Nous avons reçu votre première lettre datée du 24 avril avec sous son pli 4 guinées. Puis, votre seconde lettre datée du 1er mai est arrivée aujourd'hui avec les articles destinés à la presse égyptienne. Nous nous excusons pour le retard que nous avons mis à vous écrire et qui est dû, ces temps-ci, à un surcroît de travail scolaire. Vous nous avez demandé si nous nous chargeons de publier le bulletin dont copie vous a été adressée. Effectivement, ce bulletin a été imprimé aujourd'hui même, et nous vous en avons envoyé une certaine quantité pour en assurer la diffusion parmi la colonie marocaine résidant en Syrie. Notre ami Hassan Bouâyad nous a écrit avant l'arrivée de votre lettre et nous a indiqué des adresses à Paris et à Londres pour envoyer par leur intermédiaire un certain nombre d'exemplaires au Maroc.
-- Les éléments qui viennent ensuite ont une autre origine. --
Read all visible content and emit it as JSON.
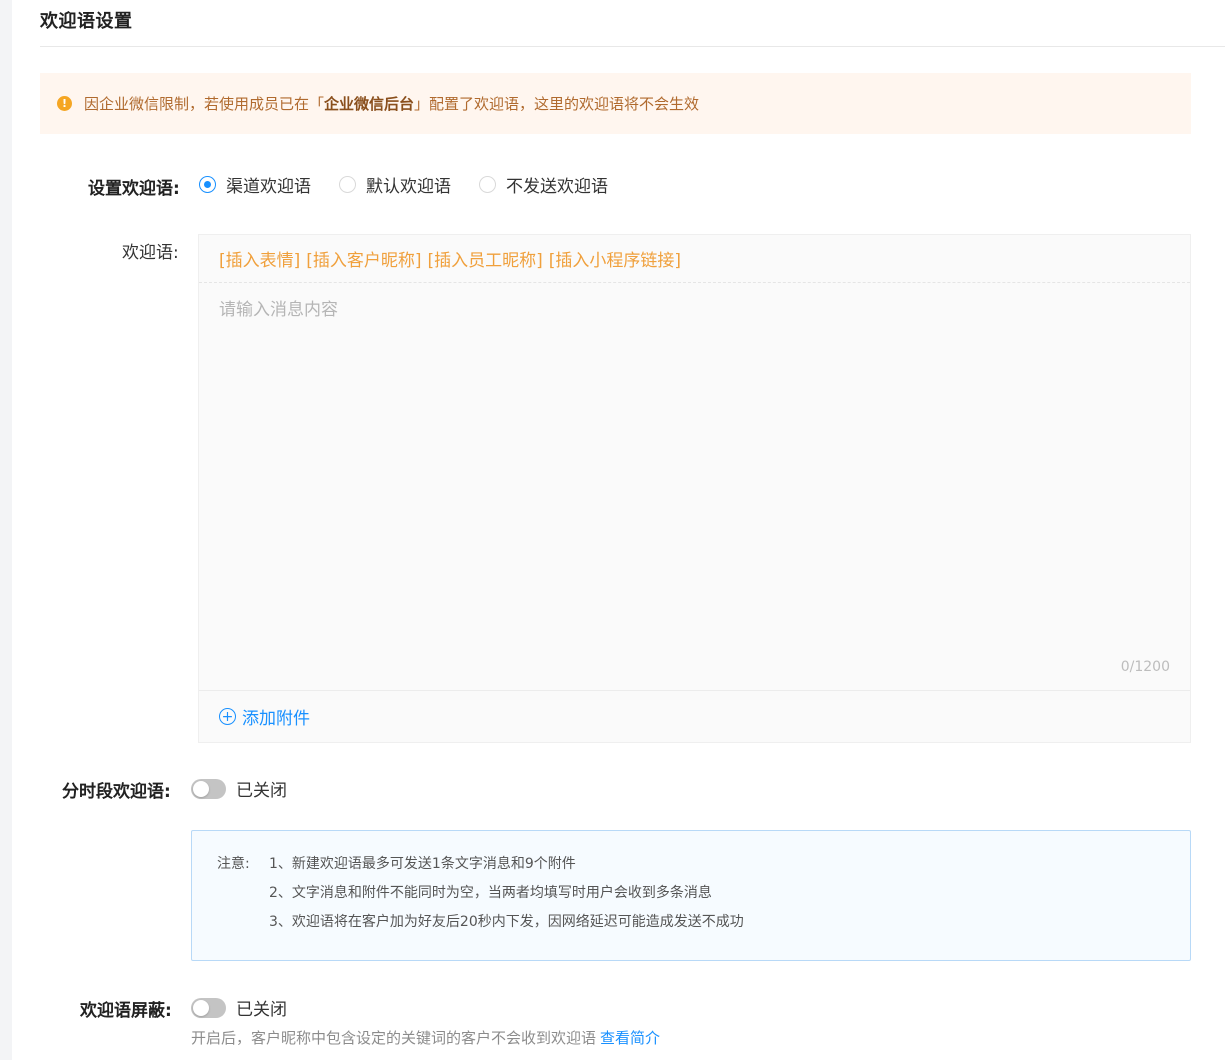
{
  "page": {
    "title": "欢迎语设置"
  },
  "alert": {
    "text_before": "因企业微信限制，若使用成员已在「",
    "highlight": "企业微信后台",
    "text_after": "」配置了欢迎语，这里的欢迎语将不会生效"
  },
  "welcome_type": {
    "label": "设置欢迎语:",
    "options": [
      "渠道欢迎语",
      "默认欢迎语",
      "不发送欢迎语"
    ],
    "selected": "渠道欢迎语"
  },
  "message": {
    "label": "欢迎语:",
    "toolbar": [
      "[插入表情]",
      "[插入客户昵称]",
      "[插入员工昵称]",
      "[插入小程序链接]"
    ],
    "placeholder": "请输入消息内容",
    "value": "",
    "char_count": "0/1200",
    "add_attachment": "添加附件"
  },
  "timed_welcome": {
    "label": "分时段欢迎语:",
    "status": "已关闭",
    "enabled": false
  },
  "notes": {
    "prefix": "注意:",
    "items": [
      "1、新建欢迎语最多可发送1条文字消息和9个附件",
      "2、文字消息和附件不能同时为空，当两者均填写时用户会收到多条消息",
      "3、欢迎语将在客户加为好友后20秒内下发，因网络延迟可能造成发送不成功"
    ]
  },
  "welcome_block": {
    "label": "欢迎语屏蔽:",
    "status": "已关闭",
    "enabled": false,
    "hint": "开启后，客户昵称中包含设定的关键词的客户不会收到欢迎语",
    "link": "查看简介"
  },
  "colors": {
    "accent": "#1890ff",
    "warning": "#f5a623",
    "toolbar": "#f0a03c"
  }
}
Il nous a communiqué les coordonnées d'une personne à Tétouan. Nous avons déjà procédé aux envois aux adresses qui nous ont été indiquées, et nous pensons qu'il n'est plus nécessare maintenant d'effectuer d'autres envois aux adresses mentionnées dans votre correspondance.

Nous avons reçu le bulletin réalisé par nos camarades à Naplouse et en avons assuré la diffusion auprès des organes de presse. Il a été repris par la plupart des journaux que nous avons répertoriés et dont nous vous avons adressé un exemplaire de chaque numéro. Vous nous demandez de vous faire parvenir tout ce qui se publie en Egypte sur notre pays pour que vous en assuriez l'expédition au Maroc. Nous ne manquerons pas de donner suite à votre demande, mais il vous faut, pour celà, nous indiquer le nombre d'exemplaires que vous désirez recevoir par numéro contenant les retombées rédactionnelles provoquées par nos soins.

Nous avons fait publier la nouvelle relative à l'accrochage entre juifs et musulmans sur les colonnes du journal "Assiyasa". Nous avons reçu en retour les articles qui nous ont été réexpédiés par la revue "Al Arab" de Jérusalem; et comme nous sommes toujours dans l'attente des articles que nous devons remettre à la revue "Al Fath", nous avons gardé cette matière rédactionnelle en réserve, en attendant l'arrivée des articles destinés à ce numéro spécial sur le Maroc. Lorsque nous aurons regroupé l'ensemble des textes, nous en choisirons la quantité requise par le "spécial Maroc" et distribuerons le reste à d'autres journaux. Nous pensons qu'il sera beaucoup mieux de procéder de cette manière que de mettre l'ensemble des oeufs dans le même panier et nous limiter à un seul organe de presse. Nous n'avons pas encore pris une décision définitive à ce sujet. Aussi n'est-il pas nécessaire de nous envoyer la somme d'argent requise à cette fin.

Le Dr Abderrahmane Chahmandar nous a promis de rédiger un papier à l'occasion du jour anniversaire du dahir berbère et de le donner à publier à l'une des grandes revues mensuelles - "Al Hilal" - "Al Muqtataf" - ou "Al Maârifa" - . Nous allons, de notre côté, écrire à certaines associations à Java, pour leur demander de s'associer à nous dans la commémoration du jour anniversaire de ce douloureux évènement.

Une lettre de notre ami Haj Ahmed Cherkaoui nous est parvenue de la Mecque, dans laquelle il relate une histoire qui lui est arrivée avec les partisans d'Abdelhay Kettani qui voulaient l'agresser. Mais il a pu leur échapper par miracle. Il nous a envoyé un article avec sa signature pour le faire publier par les journaux égyptiens.

Photo prise en 1934 au Caire - Assis de droite à gauche: Mohammed Al Khatib, Mohammed ben Abdelwahab - Debout de droite à gauche: Saïd Hajji, Mohammed El Fassi Al Halfaoui, Abdelkrim Hajji, Mohammed Aziman

Photo prise en 1934 au Caire - Assis de droite à gauche: Mohammed Al Khatib, Mohammed ben Abdelwahab - Debout de droite à gauche: Saïd Hajji, Mohammed El Fassi Al Halfaoui, Abdelkrim Hajji, Mohammed Aziman.